The company will take a “two-week mandatory shutdown for the weeks of July 7 and July 14,” Nardelli said in the memo.
“As a private company, we need to think like owners and do our part to accelerate Chrysler’s recovery and transformation,” he said.
Workers will have to take vacation during the period unless they make special arrangements with the company. The move affects the majority of the company’s 15,061 salaried employees and 56,517 hourly workers around the world.
Some operations will need to keep working during the designated period “to support business-critical activities,” the memo said. Such “business-critical” activities would include sales and dealer support functions, a company spokeswoman said.

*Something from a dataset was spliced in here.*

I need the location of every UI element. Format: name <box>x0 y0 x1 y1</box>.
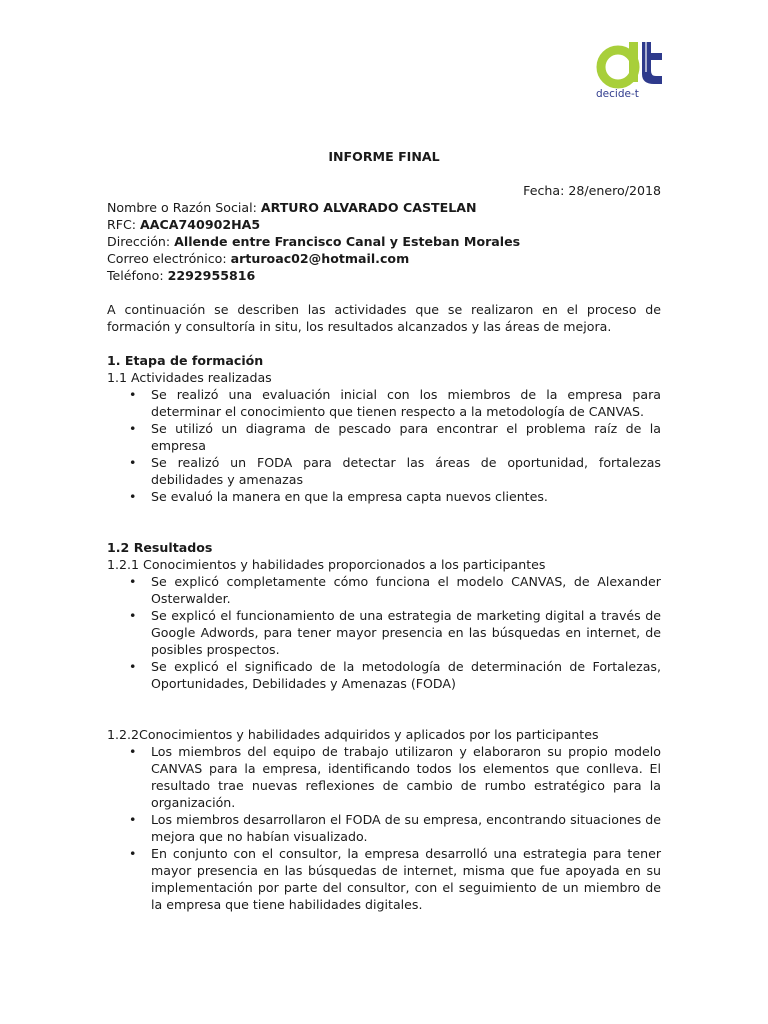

“Employees who have already used their vacation days, have insufficient earned vacation for the year or are otherwise committed to noncancelable vacation plans during other time periods should work with their local management to make alternative arrangements,” the memo said.
Chrysler has never had a companywide shutdown before, said Mary Beth Halprin, a Chrysler spokeswoman.
“This is the first year Chrysler is implementing a shutdown,” she said.
Some employees who had already taken their allotted vacations might have to take the two weeks without pay, she said.
Nardelli’s message told employees the company was taking the mandatory vacation plan “in order to create better alignment and efficiency across organizational lines and boost productivity.”
Chrysler, General Motors and Ford Motor Co. typically idle U.S. plants in early July for vacations and shut individual manufacturing operations at various times to retool when they have car and truck model changeovers.
Canadian Auto Workers president Buzz Hargrove said the shutdown wouldn’t affect Chrysler employees at two Canadian plants because there’s a normal summer shutdown anyway.
Hargrove called the shutdown a “good business decision.”
The U.S. auto market has slumped by a wider margin than most analysts had anticipated last summer, when Cerberus completed its acquisition of its majority stake in Chrysler. The company has indicated that it is trying to step up its restructuring efforts in response.
Nardelli has repeatedly said that the automaker would focus on bolstering its cash position, and Chrysler has taken a number of cost-cutting steps in recent weeks.
Chrysler announced last week that it was shutting a design studio outside San Diego it has maintained since the early 1980s.
The automaker has also taken a hard line in negotiations since late last year with bankrupt parts supplier Plastech Engineered Products in an effort to steer clear of a more expensive bailout for the privately held company.
Chrysler’s U.S. sales are down almost 13 percent in the first two months of the year.